Fiction stories often throw around real statistics, using them to frame the stakes or mold audience expectations. For instance, Netflix’s newest anime movie, Children of the Sea, mentions early on that humanity has yet to explore 95 percent of the ocean. This is a popular statistic for stories: Movies like Masaaki Yuasa’s Lu Over the Wall use it to justify introducing mythological creatures from the ocean, characterizing the uncharted sea depths as a source of fear or potential wonder.
It’s certainly easy to fear the unknown. Children of the Sea asks viewers to fall in love with the unknown, and consequently, with the ocean. Director Ayumu Watanabe (Space Brothers) wants the ocean to wash over his viewers, enveloping their entire being. He doesn’t present the water as any different from a person, or a grain of sand. The film suggests we’re all just tiny specks in the vastness of the universe — and presents that as a comforting message. In this story, taken from Daisuke Igarashi’s manga series, everything is connected. The sea needs to be admired and explored because it’s a large part of ourselves.
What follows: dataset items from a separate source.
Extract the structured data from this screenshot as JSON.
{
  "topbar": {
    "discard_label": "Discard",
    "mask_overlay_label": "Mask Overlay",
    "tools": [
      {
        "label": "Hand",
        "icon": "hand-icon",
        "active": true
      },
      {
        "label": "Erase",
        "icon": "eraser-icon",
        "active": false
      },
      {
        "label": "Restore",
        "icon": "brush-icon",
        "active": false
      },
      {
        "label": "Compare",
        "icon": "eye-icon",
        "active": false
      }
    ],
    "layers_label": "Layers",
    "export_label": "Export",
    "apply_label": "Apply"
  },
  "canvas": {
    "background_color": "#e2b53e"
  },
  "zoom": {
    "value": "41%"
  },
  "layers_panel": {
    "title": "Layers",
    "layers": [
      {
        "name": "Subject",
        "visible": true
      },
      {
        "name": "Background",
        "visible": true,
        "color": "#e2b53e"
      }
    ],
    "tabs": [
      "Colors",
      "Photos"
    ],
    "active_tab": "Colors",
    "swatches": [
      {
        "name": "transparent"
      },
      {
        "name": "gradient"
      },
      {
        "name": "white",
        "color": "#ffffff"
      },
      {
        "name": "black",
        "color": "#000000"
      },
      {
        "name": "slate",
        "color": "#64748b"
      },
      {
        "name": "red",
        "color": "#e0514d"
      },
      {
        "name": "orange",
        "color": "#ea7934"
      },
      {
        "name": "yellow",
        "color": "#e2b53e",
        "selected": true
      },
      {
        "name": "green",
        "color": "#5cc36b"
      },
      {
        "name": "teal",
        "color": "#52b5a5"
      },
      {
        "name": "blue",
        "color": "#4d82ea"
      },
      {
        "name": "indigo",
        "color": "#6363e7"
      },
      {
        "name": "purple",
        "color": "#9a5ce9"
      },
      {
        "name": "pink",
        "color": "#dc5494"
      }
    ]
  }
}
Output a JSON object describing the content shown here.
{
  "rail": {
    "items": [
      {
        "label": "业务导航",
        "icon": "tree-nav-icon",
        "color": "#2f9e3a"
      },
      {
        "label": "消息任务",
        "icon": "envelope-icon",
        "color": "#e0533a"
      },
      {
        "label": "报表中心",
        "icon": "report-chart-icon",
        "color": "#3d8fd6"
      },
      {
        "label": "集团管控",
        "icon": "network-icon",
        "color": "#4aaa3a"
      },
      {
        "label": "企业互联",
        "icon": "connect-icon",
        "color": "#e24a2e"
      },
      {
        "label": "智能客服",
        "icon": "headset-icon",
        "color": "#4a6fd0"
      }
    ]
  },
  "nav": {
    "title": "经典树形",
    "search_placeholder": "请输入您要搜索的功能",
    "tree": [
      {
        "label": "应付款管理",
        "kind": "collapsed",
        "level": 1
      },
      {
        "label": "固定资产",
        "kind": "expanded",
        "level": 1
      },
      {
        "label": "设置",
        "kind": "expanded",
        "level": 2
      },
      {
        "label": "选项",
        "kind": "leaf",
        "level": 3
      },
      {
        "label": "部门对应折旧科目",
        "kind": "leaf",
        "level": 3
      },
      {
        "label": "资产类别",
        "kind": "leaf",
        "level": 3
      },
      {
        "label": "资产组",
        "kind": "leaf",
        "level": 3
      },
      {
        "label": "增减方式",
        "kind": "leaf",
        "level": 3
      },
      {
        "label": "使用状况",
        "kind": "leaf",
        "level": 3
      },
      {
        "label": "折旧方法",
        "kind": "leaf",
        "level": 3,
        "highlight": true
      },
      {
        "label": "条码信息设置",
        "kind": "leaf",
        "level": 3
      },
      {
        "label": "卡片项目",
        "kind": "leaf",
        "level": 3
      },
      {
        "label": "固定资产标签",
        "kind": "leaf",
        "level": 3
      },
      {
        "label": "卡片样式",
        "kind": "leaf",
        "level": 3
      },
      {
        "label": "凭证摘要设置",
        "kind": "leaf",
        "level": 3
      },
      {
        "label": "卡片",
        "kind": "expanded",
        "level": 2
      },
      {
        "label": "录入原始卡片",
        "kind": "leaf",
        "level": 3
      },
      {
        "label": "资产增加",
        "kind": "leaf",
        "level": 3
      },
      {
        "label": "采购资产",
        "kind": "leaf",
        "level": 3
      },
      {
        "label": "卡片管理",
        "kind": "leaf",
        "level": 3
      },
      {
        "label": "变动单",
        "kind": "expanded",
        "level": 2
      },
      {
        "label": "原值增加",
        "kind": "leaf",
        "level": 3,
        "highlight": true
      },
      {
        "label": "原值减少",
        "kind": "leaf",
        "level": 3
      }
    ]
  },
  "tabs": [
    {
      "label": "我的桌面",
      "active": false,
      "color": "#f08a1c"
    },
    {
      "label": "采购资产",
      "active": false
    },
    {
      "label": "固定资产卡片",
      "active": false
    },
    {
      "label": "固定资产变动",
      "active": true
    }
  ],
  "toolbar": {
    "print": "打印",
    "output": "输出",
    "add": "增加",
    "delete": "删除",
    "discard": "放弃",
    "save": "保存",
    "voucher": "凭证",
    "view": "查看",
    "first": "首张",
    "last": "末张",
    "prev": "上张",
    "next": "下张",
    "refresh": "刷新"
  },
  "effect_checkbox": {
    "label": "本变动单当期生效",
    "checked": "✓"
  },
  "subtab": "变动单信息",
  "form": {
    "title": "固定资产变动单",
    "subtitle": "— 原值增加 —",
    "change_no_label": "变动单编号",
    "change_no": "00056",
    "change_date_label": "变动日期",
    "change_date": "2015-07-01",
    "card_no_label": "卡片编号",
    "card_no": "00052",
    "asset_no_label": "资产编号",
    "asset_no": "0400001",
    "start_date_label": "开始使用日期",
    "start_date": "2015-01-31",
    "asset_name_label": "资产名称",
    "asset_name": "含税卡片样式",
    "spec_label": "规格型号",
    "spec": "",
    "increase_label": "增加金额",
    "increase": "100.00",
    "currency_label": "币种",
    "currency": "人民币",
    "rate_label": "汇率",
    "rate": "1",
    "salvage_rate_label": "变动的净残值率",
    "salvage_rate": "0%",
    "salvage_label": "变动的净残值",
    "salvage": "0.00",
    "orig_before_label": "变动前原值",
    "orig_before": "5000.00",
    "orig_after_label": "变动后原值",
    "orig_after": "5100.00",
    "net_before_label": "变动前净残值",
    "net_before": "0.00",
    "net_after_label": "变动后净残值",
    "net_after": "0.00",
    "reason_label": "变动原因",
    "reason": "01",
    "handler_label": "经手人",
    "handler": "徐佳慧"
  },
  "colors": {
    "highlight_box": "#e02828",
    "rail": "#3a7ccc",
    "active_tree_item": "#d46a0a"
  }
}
Children of the Sea expertly prepares its message from the start. The film opens at an aquarium where the protagonist, Ruka, is entranced by a school of fish following her movements. It’s a brief, wonderful encounter that sets up the rest of the film. Aquatic life is depicted in a painterly fashion, reminiscent of impressionist art. STUDIO4°C’s animation ensures that every scene featuring even a droplet of liquid is absolutely stunning.
The movie portrays water in such a breathtaking way that it’s difficult to not get drawn in. Every gil, dorsal fin, and flipper feels so vividly drawn that it’s like being in the actual ocean. As the film progresses, the underwater scenes grow in complexity, highlighting the ocean’s natural beauty. But these scenes feel earned rather than overwhelming, as if the entire film has been building up to the unification of the ocean and the audience.
Backing the scenery is an equally impressive score by longtime Studio Ghibli composer Joe Hisaishi. Like the scenery, Hisaishi’s score evokes curiosity. There’s also a certain quietness to it, contrasting with the film’s many speedily swimming fish. At its best, Children of the Sea steadily envelops viewers with curiosity, drive, and calmness. It’s a sensory concert.
Children of the Sea’s actual narrative feels shallow compared to the other elements. Ruka is a caustic young girl whose father helps run an aquarium. On a rainy day, Ruka meets a young boy named Umi in the aquarium. Allegedly, Umi and his foster brother Sora were raised by dugongs. Due to this uncommon upbringing, they’ve spent much of their life underwater, which has significantly shortened their lifespan.
The three children have a supernatural connection to the ocean, drawing them to travel into deeper waters. This eventually lets them interact with a collection of ocean life. This voyage is all well and good, but there’s little reason to care for it. The three leads feel like tour guides and audience surrogates, rather than compelling characters. That dynamic extends to the supporting cast, who spend much of their screen time praising the ocean’s wonders.
All three leads are forgettable, and screenwriters Daisuke Igarashi and Hanasaki Kino don’t seem to know how to treat them. By the final act, the trio’s presence is further muddled, as the film begins to further favor vivid imagery and the connection to the sea over their story development, making the action a bit difficult to parse.
All three of them are meant as audience avatars, connecting to nature and realizing that humanity is a part of it. The film takes the stance that every person, animal and water droplet are both a tiny part of the universe, and a reflection of the whole universe. This duality is intriguing enough to make the film worth watching, but there’s no reason why these particular characters needed to be present to convey it.
Nevertheless, Children of the Sea is a gorgeous film that shouldn’t be missed. While the narrative is shallow, its visual and philosophical offerings hit the mark. At its best, the movie steadily envelops viewers with curiosity, drive, and an ineffable beauty. And its warm messaging is a comfort, even in a vast and complicated universe.